Gradient Descent
Last updated June 11, 2026
What is Gradient Descent in simple terms?
In simple terms, gradient descent is how AI learns by taking small steps toward fewer mistakes. Picture finding the bottom of a foggy valley by always stepping downhill — each step lowers the error a little.
What is Gradient Descent?
Gradient descent is the optimization method most AI models use to learn — repeatedly nudging their internal settings in the direction that reduces error, taking small steps downhill until the model's mistakes are as low as they can get.
When a model trains, it starts out useless — its internal settings are essentially random, so its predictions are wrong. Learning means adjusting those settings, called weights, until the predictions get good. Gradient descent is the method that does the adjusting. The model measures how wrong it currently is using a score called the loss (lower is better), and gradient descent works out, for each weight, which direction to nudge it to make the loss a little smaller. Then it takes a small step in that direction for every weight at once. Do this over and over — across enormous amounts of data and millions or billions of weights — and the model gradually descends toward settings that make few mistakes.
The standard way to picture it is a landscape. Imagine the model's error as the height of terrain: high ground is lots of mistakes, low ground is few, and the goal is to reach a valley bottom. You're standing somewhere on this landscape in fog so thick you can only feel the slope right under your feet. Gradient descent is the strategy of always stepping in the steepest downhill direction — the "gradient" is just the mathematical word for which way is downhill and how steep. The size of each step matters: too big and you overshoot the valley and bounce around; too small and learning crawls. That step size is one of the key dials, called the learning rate, that practitioners tune. In practice models use a fast variant that estimates the slope from small batches of data at a time rather than all of it at once.

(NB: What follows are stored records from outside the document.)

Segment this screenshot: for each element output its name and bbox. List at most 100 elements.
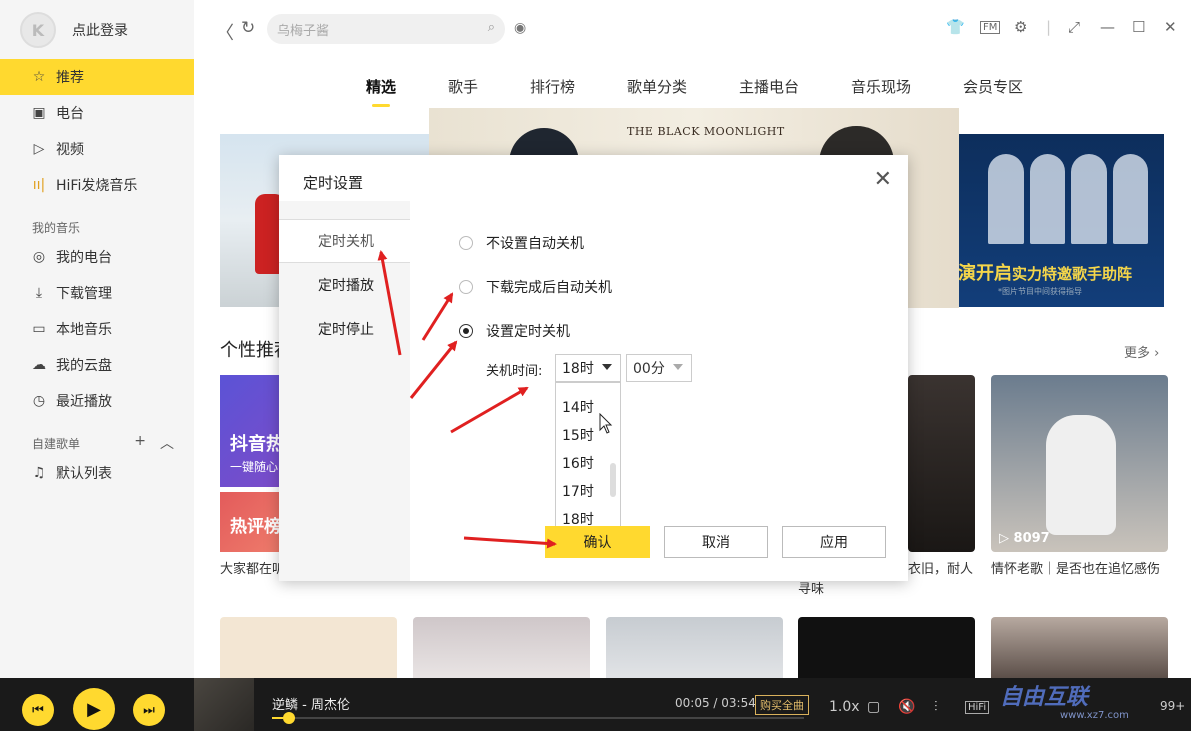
maximize-icon[interactable]: ☐ bbox=[1132, 18, 1145, 36]
refresh-icon[interactable]: ↻ bbox=[241, 18, 255, 38]
sidebar-item-download[interactable]: ⤓ 下载管理 bbox=[0, 275, 194, 311]
card-row2-2[interactable] bbox=[413, 617, 590, 678]
card-row2-4[interactable] bbox=[798, 617, 975, 678]
search-icon[interactable]: ⌕ bbox=[488, 20, 495, 35]
minute-select[interactable]: 00分 bbox=[626, 354, 692, 382]
collapse-icon[interactable]: ︿ bbox=[160, 433, 174, 453]
card-row2-1[interactable] bbox=[220, 617, 397, 678]
confirm-button[interactable]: 确认 bbox=[545, 526, 650, 558]
radio-button[interactable] bbox=[459, 236, 473, 250]
card-douyin[interactable]: 抖音热 一键随心 bbox=[220, 375, 284, 487]
card-row2-5[interactable] bbox=[991, 617, 1168, 678]
side-item-timed-play[interactable]: 定时播放 bbox=[279, 263, 410, 307]
avatar[interactable]: K bbox=[20, 12, 56, 48]
tab-live-music[interactable]: 音乐现场 bbox=[851, 76, 911, 97]
sidebar-item-label: 视频 bbox=[56, 142, 84, 158]
song-title[interactable]: 逆鳞 - 周杰伦 bbox=[272, 694, 350, 713]
play-count: ▷ 8097 bbox=[999, 531, 1050, 546]
watermark-url: www.xz7.com bbox=[1060, 710, 1129, 721]
hour-option[interactable]: 17时 bbox=[562, 481, 594, 501]
card-4[interactable] bbox=[908, 375, 975, 552]
sidebar-item-hifi[interactable]: ıı| HiFi发烧音乐 bbox=[0, 167, 194, 203]
sidebar-item-local[interactable]: ▭ 本地音乐 bbox=[0, 311, 194, 347]
fm-icon[interactable]: FM bbox=[980, 21, 1001, 34]
card-5[interactable]: ▷ 8097 bbox=[991, 375, 1168, 552]
card-row2-3[interactable] bbox=[606, 617, 783, 678]
cancel-button[interactable]: 取消 bbox=[664, 526, 768, 558]
radio-button-selected[interactable] bbox=[459, 324, 473, 338]
card-hot-comments[interactable]: 热评榜 bbox=[220, 492, 281, 552]
card-caption[interactable]: 情怀老歌｜是否也在追忆感伤 bbox=[991, 560, 1168, 580]
playlist-icon: ♫ bbox=[32, 465, 46, 481]
video-icon: ▷ bbox=[33, 141, 45, 157]
tab-vip[interactable]: 会员专区 bbox=[963, 76, 1023, 97]
banner-right[interactable]: 演开启实力特邀歌手助阵 *图片节目中间获得指导 bbox=[958, 134, 1164, 307]
divider: | bbox=[1046, 18, 1052, 36]
login-label[interactable]: 点此登录 bbox=[72, 20, 128, 40]
equalizer-icon[interactable]: ⫶ bbox=[934, 699, 938, 715]
play-button[interactable]: ▶ bbox=[73, 688, 115, 730]
apply-button[interactable]: 应用 bbox=[782, 526, 886, 558]
dropdown-scrollbar[interactable] bbox=[610, 463, 616, 497]
buy-full-song-button[interactable]: 购买全曲 bbox=[755, 695, 809, 715]
sidebar-item-video[interactable]: ▷ 视频 bbox=[0, 131, 194, 167]
sidebar-item-my-radio[interactable]: ◎ 我的电台 bbox=[0, 239, 194, 275]
progress-bar[interactable] bbox=[272, 712, 804, 724]
card-douyin-title: 抖音热 bbox=[230, 434, 284, 455]
tab-charts[interactable]: 排行榜 bbox=[530, 76, 575, 97]
minimize-icon[interactable]: — bbox=[1100, 18, 1115, 36]
playlist-count[interactable]: 99+ bbox=[1160, 699, 1185, 713]
card-douyin-sub: 一键随心 bbox=[230, 460, 279, 474]
dropdown-arrow-icon bbox=[673, 364, 683, 370]
album-cover[interactable] bbox=[194, 678, 254, 731]
hour-select[interactable]: 18时 bbox=[555, 354, 621, 382]
more-link[interactable]: 更多 › bbox=[1124, 342, 1159, 361]
tab-featured[interactable]: 精选 bbox=[366, 76, 396, 97]
option-timed-shutdown[interactable]: 设置定时关机 bbox=[459, 321, 570, 341]
settings-icon[interactable]: ⚙ bbox=[1014, 18, 1027, 36]
skin-icon[interactable]: 👕 bbox=[946, 18, 965, 36]
tab-singers[interactable]: 歌手 bbox=[448, 76, 478, 97]
sidebar-item-label: 我的云盘 bbox=[56, 358, 112, 374]
card-caption[interactable]: 大家都在听 bbox=[220, 560, 280, 580]
sidebar-item-recent[interactable]: ◷ 最近播放 bbox=[0, 383, 194, 419]
tab-anchor-radio[interactable]: 主播电台 bbox=[739, 76, 799, 97]
sidebar-item-radio[interactable]: ▣ 电台 bbox=[0, 95, 194, 131]
top-bar: 〈 ↻ 乌梅子酱 ⌕ ◉ 👕 FM ⚙ | ⤢ — ☐ ✕ bbox=[194, 0, 1191, 58]
card-hot-title: 热评榜 bbox=[230, 517, 281, 537]
mute-icon[interactable]: 🔇 bbox=[898, 699, 915, 715]
option-label: 下载完成后自动关机 bbox=[486, 280, 612, 296]
hour-option[interactable]: 16时 bbox=[562, 453, 594, 473]
hifi-icon: ıı| bbox=[32, 177, 46, 193]
mini-mode-icon[interactable]: ⤢ bbox=[1068, 18, 1080, 36]
minute-value: 00分 bbox=[633, 361, 665, 377]
back-icon[interactable]: 〈 bbox=[216, 19, 234, 45]
voice-search-icon[interactable]: ◉ bbox=[514, 20, 526, 36]
hour-option[interactable]: 15时 bbox=[562, 425, 594, 445]
sidebar-item-cloud[interactable]: ☁ 我的云盘 bbox=[0, 347, 194, 383]
more-label: 更多 bbox=[1124, 346, 1151, 361]
search-input[interactable]: 乌梅子酱 ⌕ bbox=[267, 14, 505, 44]
option-no-shutdown[interactable]: 不设置自动关机 bbox=[459, 233, 584, 253]
dialog-sidebar: 定时关机 定时播放 定时停止 bbox=[279, 201, 410, 581]
close-icon[interactable]: ✕ bbox=[874, 167, 892, 192]
radio-button[interactable] bbox=[459, 280, 473, 294]
sidebar-item-recommend[interactable]: ☆ 推荐 bbox=[0, 59, 194, 95]
shutdown-time-label: 关机时间: bbox=[486, 364, 543, 379]
option-shutdown-after-download[interactable]: 下载完成后自动关机 bbox=[459, 277, 612, 297]
hifi-badge[interactable]: HiFi bbox=[965, 701, 990, 714]
add-playlist-icon[interactable]: + bbox=[134, 433, 146, 449]
user-login[interactable]: K 点此登录 bbox=[20, 12, 128, 48]
clock-icon: ◷ bbox=[32, 393, 46, 409]
mini-player-icon[interactable]: ▢ bbox=[867, 699, 880, 715]
progress-knob[interactable] bbox=[283, 712, 296, 724]
speed-button[interactable]: 1.0x bbox=[829, 699, 860, 715]
next-button[interactable]: ⏭ bbox=[133, 694, 165, 726]
close-icon[interactable]: ✕ bbox=[1164, 18, 1177, 36]
hour-option[interactable]: 14时 bbox=[562, 397, 594, 417]
side-item-timed-stop[interactable]: 定时停止 bbox=[279, 307, 410, 351]
previous-button[interactable]: ⏮ bbox=[22, 694, 54, 726]
tab-playlist-categories[interactable]: 歌单分类 bbox=[627, 76, 687, 97]
side-item-shutdown[interactable]: 定时关机 bbox=[279, 219, 410, 263]
sidebar-item-default-list[interactable]: ♫ 默认列表 bbox=[0, 455, 194, 491]
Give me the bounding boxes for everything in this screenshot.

Gradient descent is genuinely the engine under the hood of nearly all modern machine learning — deep learning, large language models, image generators, all of it learn essentially this way, paired with backpropagation, which is the technique that efficiently calculates which way is downhill for every weight. It isn't flawless: across the millions of dimensions of a real model, the foggy-valley path can get stuck on flat stretches where no direction feels clearly downhill, or settle into a dip that isn't the deepest one available — and a poorly chosen step size can stall or destabilize training. But it scales astonishingly well to huge models, and decades of refinements have made it reliable enough that this one simple idea — keep stepping toward less error — underpins the whole field.
Real-world example of Gradient Descent
Picture tuning an old radio with a single dial to land on a station, but you're blindfolded and can only hear how much static there is. You turn the dial a touch and the static drops, so you keep turning that way; it starts rising again, so you back off slightly — homing in on the clearest signal by always moving in whatever direction reduces the noise. Gradient descent does the same thing, except instead of one dial there are millions of them (the model's weights) and instead of static it's the model's error. Each training step turns every dial a little in the direction that lowers the error, and after enough steps the model lands on its clearest signal.
Related terms
Frequently asked questions about Gradient Descent
What is the difference between gradient descent and backpropagation?
They're partners in training but do different jobs. Backpropagation is the method that efficiently calculates, for every weight in the network, which direction and how much it should change to reduce the error. Gradient descent is what then uses those calculations to actually update the weights — taking a small step in the downhill direction. In short, backpropagation works out which way is downhill for each weight, and gradient descent takes the step. Together they form the core learning loop repeated millions of times during training.
How does gradient descent work?
The model measures how wrong it is with a loss score, then computes the gradient — the direction that would reduce that loss — for each of its weights. It nudges every weight a small amount in its downhill direction, lowering the error slightly, and repeats this across huge amounts of data. Over many iterations it descends toward settings with low error, like feeling your way to the bottom of a foggy valley by always stepping downhill. The step size, called the learning rate, controls how big each move is and has to be tuned carefully.
What is gradient descent used for?
It's the optimization method behind training almost all modern AI: neural networks, deep learning systems, large language models, and image generators all learn by some form of gradient descent. Any time a model improves by reducing its mistakes over a dataset, gradient descent — usually a fast variant that works on small batches of data at a time — is the process doing the improving. It's one of the most fundamental algorithms in machine learning, the engine that turns raw data and a starting point into a trained model.